Книга: Embedded Linux Primer: A Practical, Real-World Approach

3.2.4. MIPS

3.2.4. MIPS

You might be surprised to learn that 32-bit processors based on the MIPS architecture have been shipping for more than 20 years. The MIPS architecture was designed in 1981 by a Stanford University engineering team led by Dr. John Hennessey, who later went on to form MIPS Computer Systems, Inc. That company has morphed into the present-day MIPS Technologies, whose primary role is the design and subsequent licensing of MIPS architecture and cores.

The MIPS core has been licensed by many companies, several of which have become powerhouses in the embedded processor market. MIPS is a Reduced Instruction Set Computing (RISC) architecture with both 32-bit and 64-bit implementations shipping in many popular products. MIPS processors are found in a large variety of products, from high-end to consumer devices. It is public knowledge that MIPS processors power many popular well-known consumer products, such as Sony high definition television sets, Linksys wireless access points, and the popular Sony PlayStation 2 game console.[21]

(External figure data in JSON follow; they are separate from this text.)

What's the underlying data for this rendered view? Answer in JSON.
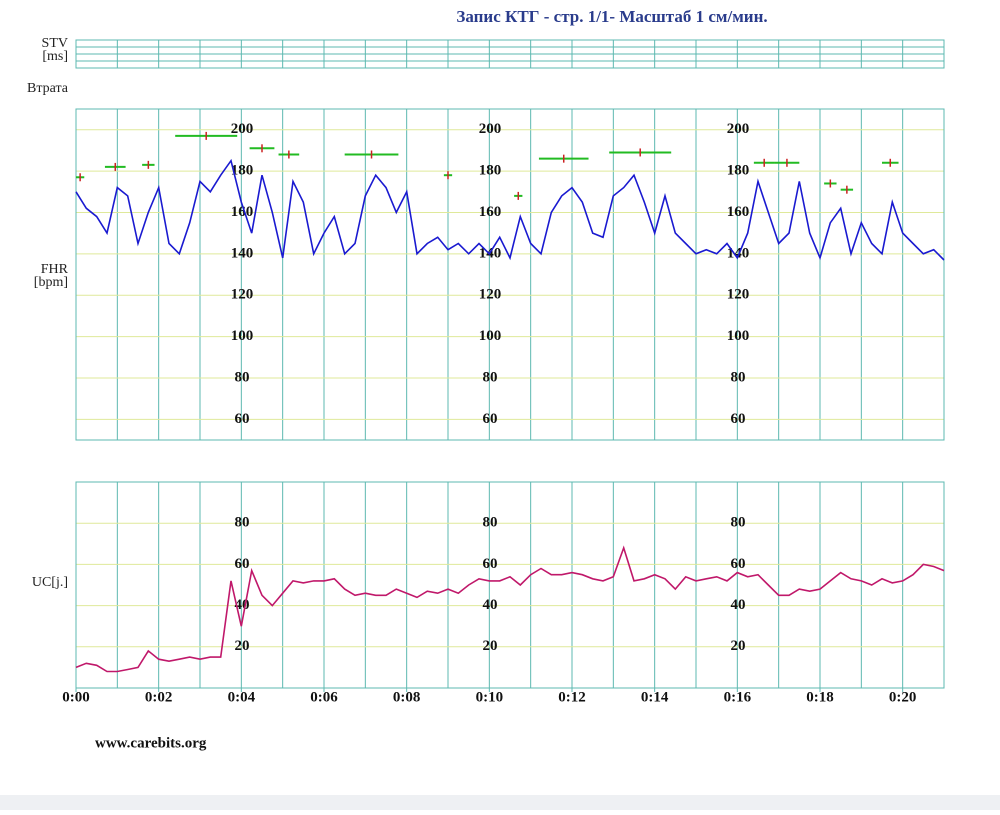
{
  "title": "Запис КТГ  - стр. 1/1- Масштаб 1 см/мин.",
  "stv_label": [
    "STV",
    "[ms]"
  ],
  "loss_label": "Втрата",
  "footer": "www.carebits.org",
  "chart_data": [
    {
      "type": "line",
      "name": "fhr",
      "ylabel": [
        "FHR",
        "[bpm]"
      ],
      "xlim": [
        0,
        21
      ],
      "ylim": [
        50,
        210
      ],
      "yticks": [
        60,
        80,
        100,
        120,
        140,
        160,
        180,
        200
      ],
      "xgrid": [
        0,
        1,
        2,
        3,
        4,
        5,
        6,
        7,
        8,
        9,
        10,
        11,
        12,
        13,
        14,
        15,
        16,
        17,
        18,
        19,
        20,
        21
      ],
      "x": [
        0,
        0.25,
        0.5,
        0.75,
        1,
        1.25,
        1.5,
        1.75,
        2,
        2.25,
        2.5,
        2.75,
        3,
        3.25,
        3.5,
        3.75,
        4,
        4.25,
        4.5,
        4.75,
        5,
        5.25,
        5.5,
        5.75,
        6,
        6.25,
        6.5,
        6.75,
        7,
        7.25,
        7.5,
        7.75,
        8,
        8.25,
        8.5,
        8.75,
        9,
        9.25,
        9.5,
        9.75,
        10,
        10.25,
        10.5,
        10.75,
        11,
        11.25,
        11.5,
        11.75,
        12,
        12.25,
        12.5,
        12.75,
        13,
        13.25,
        13.5,
        13.75,
        14,
        14.25,
        14.5,
        14.75,
        15,
        15.25,
        15.5,
        15.75,
        16,
        16.25,
        16.5,
        16.75,
        17,
        17.25,
        17.5,
        17.75,
        18,
        18.25,
        18.5,
        18.75,
        19,
        19.25,
        19.5,
        19.75,
        20,
        20.25,
        20.5,
        20.75,
        21
      ],
      "series": [
        {
          "color": "#1a1ad0",
          "values": [
            170,
            162,
            158,
            150,
            172,
            168,
            145,
            160,
            172,
            145,
            140,
            155,
            175,
            170,
            178,
            185,
            165,
            150,
            178,
            160,
            138,
            175,
            165,
            140,
            150,
            158,
            140,
            145,
            168,
            178,
            172,
            160,
            170,
            140,
            145,
            148,
            142,
            145,
            140,
            145,
            140,
            148,
            138,
            158,
            145,
            140,
            160,
            168,
            172,
            165,
            150,
            148,
            168,
            172,
            178,
            165,
            150,
            168,
            150,
            145,
            140,
            142,
            140,
            145,
            138,
            150,
            175,
            160,
            145,
            150,
            175,
            150,
            138,
            155,
            162,
            140,
            155,
            145,
            140,
            165,
            150,
            145,
            140,
            142,
            137
          ]
        }
      ],
      "events": {
        "color": "#22bb22",
        "cross_color": "#cc2222",
        "items": [
          {
            "start": 0,
            "end": 0.2,
            "value": 177
          },
          {
            "start": 0.7,
            "end": 1.2,
            "value": 182
          },
          {
            "start": 1.6,
            "end": 1.9,
            "value": 183
          },
          {
            "start": 2.4,
            "end": 3.9,
            "value": 197
          },
          {
            "start": 4.2,
            "end": 4.8,
            "value": 191
          },
          {
            "start": 4.9,
            "end": 5.4,
            "value": 188
          },
          {
            "start": 6.5,
            "end": 7.8,
            "value": 188
          },
          {
            "start": 8.9,
            "end": 9.1,
            "value": 178
          },
          {
            "start": 10.6,
            "end": 10.8,
            "value": 168
          },
          {
            "start": 11.2,
            "end": 12.4,
            "value": 186
          },
          {
            "start": 12.9,
            "end": 14.4,
            "value": 189
          },
          {
            "start": 16.4,
            "end": 16.9,
            "value": 184
          },
          {
            "start": 16.9,
            "end": 17.5,
            "value": 184
          },
          {
            "start": 18.1,
            "end": 18.4,
            "value": 174
          },
          {
            "start": 18.5,
            "end": 18.8,
            "value": 171
          },
          {
            "start": 19.5,
            "end": 19.9,
            "value": 184
          }
        ]
      }
    },
    {
      "type": "line",
      "name": "uc",
      "ylabel": [
        "UC[j.]"
      ],
      "xlim": [
        0,
        21
      ],
      "ylim": [
        0,
        100
      ],
      "yticks": [
        20,
        40,
        60,
        80
      ],
      "xticks": [
        {
          "value": 0,
          "label": "0:00"
        },
        {
          "value": 2,
          "label": "0:02"
        },
        {
          "value": 4,
          "label": "0:04"
        },
        {
          "value": 6,
          "label": "0:06"
        },
        {
          "value": 8,
          "label": "0:08"
        },
        {
          "value": 10,
          "label": "0:10"
        },
        {
          "value": 12,
          "label": "0:12"
        },
        {
          "value": 14,
          "label": "0:14"
        },
        {
          "value": 16,
          "label": "0:16"
        },
        {
          "value": 18,
          "label": "0:18"
        },
        {
          "value": 20,
          "label": "0:20"
        }
      ],
      "xgrid": [
        0,
        1,
        2,
        3,
        4,
        5,
        6,
        7,
        8,
        9,
        10,
        11,
        12,
        13,
        14,
        15,
        16,
        17,
        18,
        19,
        20,
        21
      ],
      "x": [
        0,
        0.25,
        0.5,
        0.75,
        1,
        1.25,
        1.5,
        1.75,
        2,
        2.25,
        2.5,
        2.75,
        3,
        3.25,
        3.5,
        3.75,
        4,
        4.25,
        4.5,
        4.75,
        5,
        5.25,
        5.5,
        5.75,
        6,
        6.25,
        6.5,
        6.75,
        7,
        7.25,
        7.5,
        7.75,
        8,
        8.25,
        8.5,
        8.75,
        9,
        9.25,
        9.5,
        9.75,
        10,
        10.25,
        10.5,
        10.75,
        11,
        11.25,
        11.5,
        11.75,
        12,
        12.25,
        12.5,
        12.75,
        13,
        13.25,
        13.5,
        13.75,
        14,
        14.25,
        14.5,
        14.75,
        15,
        15.25,
        15.5,
        15.75,
        16,
        16.25,
        16.5,
        16.75,
        17,
        17.25,
        17.5,
        17.75,
        18,
        18.25,
        18.5,
        18.75,
        19,
        19.25,
        19.5,
        19.75,
        20,
        20.25,
        20.5,
        20.75,
        21
      ],
      "series": [
        {
          "color": "#c0186a",
          "values": [
            10,
            12,
            11,
            8,
            8,
            9,
            10,
            18,
            14,
            13,
            14,
            15,
            14,
            15,
            15,
            52,
            30,
            57,
            45,
            40,
            46,
            52,
            51,
            52,
            52,
            53,
            48,
            45,
            46,
            45,
            45,
            48,
            46,
            44,
            47,
            46,
            48,
            46,
            50,
            53,
            52,
            52,
            54,
            50,
            55,
            58,
            55,
            55,
            56,
            55,
            53,
            52,
            54,
            68,
            52,
            53,
            55,
            53,
            48,
            54,
            52,
            53,
            54,
            52,
            56,
            54,
            55,
            50,
            45,
            45,
            48,
            47,
            48,
            52,
            56,
            53,
            52,
            50,
            53,
            51,
            52,
            55,
            60,
            59,
            57
          ]
        }
      ]
    }
  ]
}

The MIPS Technology website lists 73 licensees who are currently engaged in manufacturing products using MIPS processor cores. Some of these companies are household names, as with Sony, Texas Instruments, Cisco's Scientific Atlanta (a leading manufacturer of cable TV set-top boxes), Motorola, and others. Certainly, one of the largest and most successful of these is Broadcom Corporation.